Probiotic Fermentation of Rice Bran with Six Genetically Diverse Strains Effects Nutrient and Phytochemical Composition; a Non-Targeted Metabolomics Approach

Abstract

Objectives: This study examined the contributions of native gut probiotic bacteria in production of rice bran microbial metabolites with bioactivity and nutritional importance. The study hypothesize that bacteria and yeast probiotics utilize distinct genes for bidirectional influence on bacterial cross feeding and host bioavailability of rice bran vitamins, while decreasing undesirable molecules. Methods: A one/two step fermentation protocol was applied to rice bran (RBT-300) with the following strains Lactobacillus fermentum ATCC 23271, L. paracasei ATCC 21052_R1, L. rhamnosus GG, Es-cherichia coli Nissle 1917, and Bifidobacterium longum ATCC 55813 before and after incubation with yeast probiotic Saccharomyces boulardii. Metabolomic analysis was performed following 80% methanol-water under vigorous shaking (2 min) followed by centrifugation to remove proteins. Extracts were applied to reverse phase (RP)/UPLC-MS/MS methods with positive and negative ion mode electrospray ionization.
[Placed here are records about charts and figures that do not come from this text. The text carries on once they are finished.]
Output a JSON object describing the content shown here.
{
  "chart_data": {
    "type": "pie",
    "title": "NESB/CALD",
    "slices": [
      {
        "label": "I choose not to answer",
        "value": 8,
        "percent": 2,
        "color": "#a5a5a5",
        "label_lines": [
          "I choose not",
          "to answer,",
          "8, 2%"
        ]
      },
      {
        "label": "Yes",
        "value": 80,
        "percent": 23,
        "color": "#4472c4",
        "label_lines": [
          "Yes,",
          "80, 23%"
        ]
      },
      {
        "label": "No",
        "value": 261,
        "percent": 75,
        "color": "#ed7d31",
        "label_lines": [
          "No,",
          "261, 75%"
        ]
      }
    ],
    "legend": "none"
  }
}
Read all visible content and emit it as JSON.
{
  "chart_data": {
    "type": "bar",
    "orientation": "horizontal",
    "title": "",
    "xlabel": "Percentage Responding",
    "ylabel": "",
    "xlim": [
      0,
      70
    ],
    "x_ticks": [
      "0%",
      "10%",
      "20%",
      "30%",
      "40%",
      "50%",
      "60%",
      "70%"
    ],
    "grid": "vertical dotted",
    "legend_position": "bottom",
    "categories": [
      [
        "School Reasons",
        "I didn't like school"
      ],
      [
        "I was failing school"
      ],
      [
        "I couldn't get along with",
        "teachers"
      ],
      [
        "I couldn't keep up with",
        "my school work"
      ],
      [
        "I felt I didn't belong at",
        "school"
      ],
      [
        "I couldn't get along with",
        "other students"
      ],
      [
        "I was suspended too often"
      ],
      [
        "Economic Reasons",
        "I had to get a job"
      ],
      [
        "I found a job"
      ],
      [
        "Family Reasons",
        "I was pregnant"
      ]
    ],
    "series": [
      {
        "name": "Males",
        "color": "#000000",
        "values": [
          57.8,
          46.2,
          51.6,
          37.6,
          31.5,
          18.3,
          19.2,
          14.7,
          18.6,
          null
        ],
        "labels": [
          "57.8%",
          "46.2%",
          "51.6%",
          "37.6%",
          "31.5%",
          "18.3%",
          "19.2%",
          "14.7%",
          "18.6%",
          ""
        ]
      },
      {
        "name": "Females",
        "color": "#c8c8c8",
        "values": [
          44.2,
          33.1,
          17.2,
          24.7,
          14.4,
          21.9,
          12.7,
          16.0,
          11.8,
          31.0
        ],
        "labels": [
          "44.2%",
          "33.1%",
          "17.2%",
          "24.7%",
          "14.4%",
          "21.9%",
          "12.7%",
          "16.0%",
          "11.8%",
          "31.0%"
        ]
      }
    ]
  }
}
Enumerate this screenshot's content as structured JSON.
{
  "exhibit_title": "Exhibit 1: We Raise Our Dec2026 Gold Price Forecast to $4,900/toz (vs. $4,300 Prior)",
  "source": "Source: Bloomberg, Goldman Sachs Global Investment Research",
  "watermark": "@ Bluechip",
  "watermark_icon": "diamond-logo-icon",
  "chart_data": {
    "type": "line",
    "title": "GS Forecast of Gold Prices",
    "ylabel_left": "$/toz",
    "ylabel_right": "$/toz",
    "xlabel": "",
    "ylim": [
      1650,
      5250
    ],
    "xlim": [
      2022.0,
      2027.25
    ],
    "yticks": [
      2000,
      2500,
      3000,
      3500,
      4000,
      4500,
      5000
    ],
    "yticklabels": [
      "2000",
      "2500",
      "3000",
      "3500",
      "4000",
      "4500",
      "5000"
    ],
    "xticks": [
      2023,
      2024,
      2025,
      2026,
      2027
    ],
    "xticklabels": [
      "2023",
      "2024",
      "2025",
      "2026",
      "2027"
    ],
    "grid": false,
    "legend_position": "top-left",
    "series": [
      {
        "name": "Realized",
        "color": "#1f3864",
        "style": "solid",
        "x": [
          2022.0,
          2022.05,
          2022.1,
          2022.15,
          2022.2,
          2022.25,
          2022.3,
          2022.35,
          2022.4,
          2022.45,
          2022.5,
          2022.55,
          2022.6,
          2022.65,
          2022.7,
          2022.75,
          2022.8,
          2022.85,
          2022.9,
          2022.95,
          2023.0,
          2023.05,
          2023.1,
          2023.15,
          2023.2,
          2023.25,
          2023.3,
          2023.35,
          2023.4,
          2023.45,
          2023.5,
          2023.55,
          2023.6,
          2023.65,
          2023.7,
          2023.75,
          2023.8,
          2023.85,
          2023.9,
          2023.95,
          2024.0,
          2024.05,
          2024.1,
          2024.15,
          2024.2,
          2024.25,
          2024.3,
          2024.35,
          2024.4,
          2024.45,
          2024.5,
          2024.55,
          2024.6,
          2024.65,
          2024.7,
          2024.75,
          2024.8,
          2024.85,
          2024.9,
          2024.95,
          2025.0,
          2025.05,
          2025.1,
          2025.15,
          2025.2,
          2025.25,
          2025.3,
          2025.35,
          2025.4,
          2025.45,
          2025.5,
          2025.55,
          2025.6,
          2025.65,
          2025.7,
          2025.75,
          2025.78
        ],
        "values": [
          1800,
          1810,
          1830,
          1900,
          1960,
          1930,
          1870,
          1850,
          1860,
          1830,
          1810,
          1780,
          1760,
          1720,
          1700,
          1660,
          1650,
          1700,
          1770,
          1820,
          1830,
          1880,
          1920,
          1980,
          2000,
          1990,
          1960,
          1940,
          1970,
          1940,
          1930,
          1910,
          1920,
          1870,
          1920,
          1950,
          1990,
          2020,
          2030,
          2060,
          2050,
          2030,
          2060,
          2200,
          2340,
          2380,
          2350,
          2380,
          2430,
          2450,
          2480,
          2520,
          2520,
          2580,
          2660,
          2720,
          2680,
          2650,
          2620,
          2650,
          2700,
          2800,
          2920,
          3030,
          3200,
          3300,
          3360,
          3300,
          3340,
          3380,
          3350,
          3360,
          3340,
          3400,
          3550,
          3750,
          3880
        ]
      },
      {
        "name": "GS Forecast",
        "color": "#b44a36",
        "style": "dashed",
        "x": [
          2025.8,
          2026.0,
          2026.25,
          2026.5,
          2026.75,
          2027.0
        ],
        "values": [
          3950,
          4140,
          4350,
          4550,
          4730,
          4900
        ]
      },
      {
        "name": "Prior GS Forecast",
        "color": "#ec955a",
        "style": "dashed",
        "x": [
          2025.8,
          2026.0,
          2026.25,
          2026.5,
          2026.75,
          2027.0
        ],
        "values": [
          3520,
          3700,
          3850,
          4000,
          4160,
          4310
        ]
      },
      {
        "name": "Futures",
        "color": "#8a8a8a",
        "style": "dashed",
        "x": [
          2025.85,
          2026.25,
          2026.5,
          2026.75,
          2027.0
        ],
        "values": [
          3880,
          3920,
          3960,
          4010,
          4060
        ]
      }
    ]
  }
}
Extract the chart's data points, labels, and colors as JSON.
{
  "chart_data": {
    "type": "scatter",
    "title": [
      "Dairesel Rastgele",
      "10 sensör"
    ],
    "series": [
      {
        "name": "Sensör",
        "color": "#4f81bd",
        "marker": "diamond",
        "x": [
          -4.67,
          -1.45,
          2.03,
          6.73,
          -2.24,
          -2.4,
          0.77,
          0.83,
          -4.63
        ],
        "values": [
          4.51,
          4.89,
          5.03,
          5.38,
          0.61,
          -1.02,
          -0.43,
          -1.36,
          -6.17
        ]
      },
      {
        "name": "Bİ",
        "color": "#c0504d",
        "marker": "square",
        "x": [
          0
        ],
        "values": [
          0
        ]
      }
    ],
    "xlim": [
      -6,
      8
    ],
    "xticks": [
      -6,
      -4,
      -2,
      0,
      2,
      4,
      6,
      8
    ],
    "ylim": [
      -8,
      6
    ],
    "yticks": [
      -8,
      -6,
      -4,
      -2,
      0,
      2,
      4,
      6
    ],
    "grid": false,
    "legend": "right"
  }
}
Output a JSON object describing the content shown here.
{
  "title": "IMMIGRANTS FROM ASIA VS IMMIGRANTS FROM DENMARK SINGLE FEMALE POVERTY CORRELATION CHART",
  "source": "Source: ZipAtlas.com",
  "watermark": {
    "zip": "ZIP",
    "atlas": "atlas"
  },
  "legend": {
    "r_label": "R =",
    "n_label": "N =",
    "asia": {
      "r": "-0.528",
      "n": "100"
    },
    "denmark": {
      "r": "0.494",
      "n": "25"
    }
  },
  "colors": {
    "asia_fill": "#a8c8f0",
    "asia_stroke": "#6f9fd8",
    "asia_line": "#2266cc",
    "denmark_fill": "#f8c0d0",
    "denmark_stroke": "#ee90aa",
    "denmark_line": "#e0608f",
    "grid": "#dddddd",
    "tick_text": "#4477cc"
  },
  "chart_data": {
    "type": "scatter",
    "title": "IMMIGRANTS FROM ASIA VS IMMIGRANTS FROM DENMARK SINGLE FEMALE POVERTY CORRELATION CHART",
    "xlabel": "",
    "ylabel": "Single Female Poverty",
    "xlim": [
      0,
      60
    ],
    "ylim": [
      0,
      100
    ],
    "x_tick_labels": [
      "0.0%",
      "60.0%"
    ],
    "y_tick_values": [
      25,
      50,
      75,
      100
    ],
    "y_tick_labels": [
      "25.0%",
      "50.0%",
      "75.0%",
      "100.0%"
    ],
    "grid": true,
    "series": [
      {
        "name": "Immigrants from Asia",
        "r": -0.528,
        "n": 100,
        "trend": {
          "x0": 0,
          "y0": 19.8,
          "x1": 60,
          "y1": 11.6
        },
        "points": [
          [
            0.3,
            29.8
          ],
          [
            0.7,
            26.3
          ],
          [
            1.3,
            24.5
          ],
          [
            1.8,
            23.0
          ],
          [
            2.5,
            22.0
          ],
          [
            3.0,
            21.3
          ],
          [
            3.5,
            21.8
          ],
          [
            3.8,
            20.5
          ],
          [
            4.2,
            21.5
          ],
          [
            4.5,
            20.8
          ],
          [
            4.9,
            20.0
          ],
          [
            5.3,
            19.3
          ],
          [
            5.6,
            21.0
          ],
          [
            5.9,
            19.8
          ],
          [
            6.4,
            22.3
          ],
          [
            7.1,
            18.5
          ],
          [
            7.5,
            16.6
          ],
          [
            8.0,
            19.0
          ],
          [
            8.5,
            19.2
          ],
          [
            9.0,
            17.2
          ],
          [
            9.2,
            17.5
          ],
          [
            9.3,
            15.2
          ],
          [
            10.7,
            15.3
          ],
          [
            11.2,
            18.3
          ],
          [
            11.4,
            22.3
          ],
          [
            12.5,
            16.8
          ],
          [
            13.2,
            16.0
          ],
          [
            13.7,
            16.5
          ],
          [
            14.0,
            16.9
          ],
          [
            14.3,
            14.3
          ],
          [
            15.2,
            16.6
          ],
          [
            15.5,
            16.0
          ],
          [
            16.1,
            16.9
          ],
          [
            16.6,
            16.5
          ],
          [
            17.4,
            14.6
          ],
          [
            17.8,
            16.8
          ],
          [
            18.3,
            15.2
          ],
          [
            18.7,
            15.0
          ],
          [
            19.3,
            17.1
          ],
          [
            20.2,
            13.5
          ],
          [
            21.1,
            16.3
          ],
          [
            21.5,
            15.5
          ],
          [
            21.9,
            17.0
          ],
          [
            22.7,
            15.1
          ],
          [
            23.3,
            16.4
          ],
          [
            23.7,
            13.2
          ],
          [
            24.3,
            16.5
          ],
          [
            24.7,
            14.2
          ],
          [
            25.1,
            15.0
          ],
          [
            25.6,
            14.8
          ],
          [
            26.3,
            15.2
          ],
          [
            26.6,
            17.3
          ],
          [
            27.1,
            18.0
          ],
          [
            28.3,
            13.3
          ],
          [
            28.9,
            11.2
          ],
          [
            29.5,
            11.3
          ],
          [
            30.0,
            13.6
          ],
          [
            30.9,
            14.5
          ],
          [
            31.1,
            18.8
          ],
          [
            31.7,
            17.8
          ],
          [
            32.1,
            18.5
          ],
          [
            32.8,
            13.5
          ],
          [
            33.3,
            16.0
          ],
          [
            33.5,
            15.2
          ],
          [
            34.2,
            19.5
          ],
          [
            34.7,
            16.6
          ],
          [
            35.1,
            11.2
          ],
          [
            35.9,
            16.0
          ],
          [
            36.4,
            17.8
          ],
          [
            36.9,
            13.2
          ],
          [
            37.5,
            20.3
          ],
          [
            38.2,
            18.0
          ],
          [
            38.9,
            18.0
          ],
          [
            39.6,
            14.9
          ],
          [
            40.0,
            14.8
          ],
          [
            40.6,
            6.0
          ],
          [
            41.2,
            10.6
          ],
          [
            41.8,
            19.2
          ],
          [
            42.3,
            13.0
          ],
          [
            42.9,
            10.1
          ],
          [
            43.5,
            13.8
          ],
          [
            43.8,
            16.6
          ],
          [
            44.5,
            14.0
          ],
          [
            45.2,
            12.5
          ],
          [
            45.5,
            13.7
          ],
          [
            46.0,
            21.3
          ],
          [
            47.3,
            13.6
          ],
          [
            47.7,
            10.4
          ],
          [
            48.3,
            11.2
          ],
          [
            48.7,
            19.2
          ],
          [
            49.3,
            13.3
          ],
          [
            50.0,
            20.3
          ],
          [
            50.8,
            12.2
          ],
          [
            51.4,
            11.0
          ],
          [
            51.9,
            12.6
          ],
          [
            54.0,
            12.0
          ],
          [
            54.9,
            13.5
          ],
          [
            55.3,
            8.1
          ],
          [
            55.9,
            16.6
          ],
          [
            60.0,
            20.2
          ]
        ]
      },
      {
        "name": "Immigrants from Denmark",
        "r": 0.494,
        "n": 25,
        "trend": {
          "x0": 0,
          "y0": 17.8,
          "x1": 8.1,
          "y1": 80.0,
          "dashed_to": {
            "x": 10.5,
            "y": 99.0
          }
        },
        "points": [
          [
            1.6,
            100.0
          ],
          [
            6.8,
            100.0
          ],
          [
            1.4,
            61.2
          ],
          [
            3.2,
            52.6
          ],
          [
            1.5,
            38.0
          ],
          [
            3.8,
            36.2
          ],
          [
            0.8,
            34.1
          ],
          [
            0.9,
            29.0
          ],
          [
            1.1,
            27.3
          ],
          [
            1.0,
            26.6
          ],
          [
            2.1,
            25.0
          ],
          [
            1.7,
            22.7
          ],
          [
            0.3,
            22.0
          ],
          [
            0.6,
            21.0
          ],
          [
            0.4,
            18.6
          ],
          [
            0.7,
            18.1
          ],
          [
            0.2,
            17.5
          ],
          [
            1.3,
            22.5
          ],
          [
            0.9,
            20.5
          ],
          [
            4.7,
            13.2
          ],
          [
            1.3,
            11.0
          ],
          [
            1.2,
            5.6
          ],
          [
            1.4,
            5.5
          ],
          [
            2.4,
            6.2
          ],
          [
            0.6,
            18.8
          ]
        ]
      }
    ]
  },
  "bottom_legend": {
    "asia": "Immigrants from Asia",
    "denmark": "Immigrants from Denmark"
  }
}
Results: The rice bran metabolite profile in the presence of fermentation yielded 613 unique biochemical compounds of known identity across 8 major chemical classes. The bacterial strains used alone or after yeast fermentation modified about 70% of the metabolome and 60% total vitamins. For instance, vitamin B6 changed by strain L. rhamnosus GG (increased fivefold) when compared to rice bran, and supports the role for bacterial gene/enzyme in increased production. Findings were supported by decreased metabolite precursor. Phytate degradation persisted across this cocktail of probiotics that can further enhance nutrient bioavailability. Conclusions: The metabolomics approach for fermented rice bran analysis allows for information across other diverse pathways including protein, lipids, prebiotics and phenolics. The inclusion of the probiotics genetic potential and diversity are criteria for rice bran fermentation that merit continued attention for its functional impact on gut health and immunity.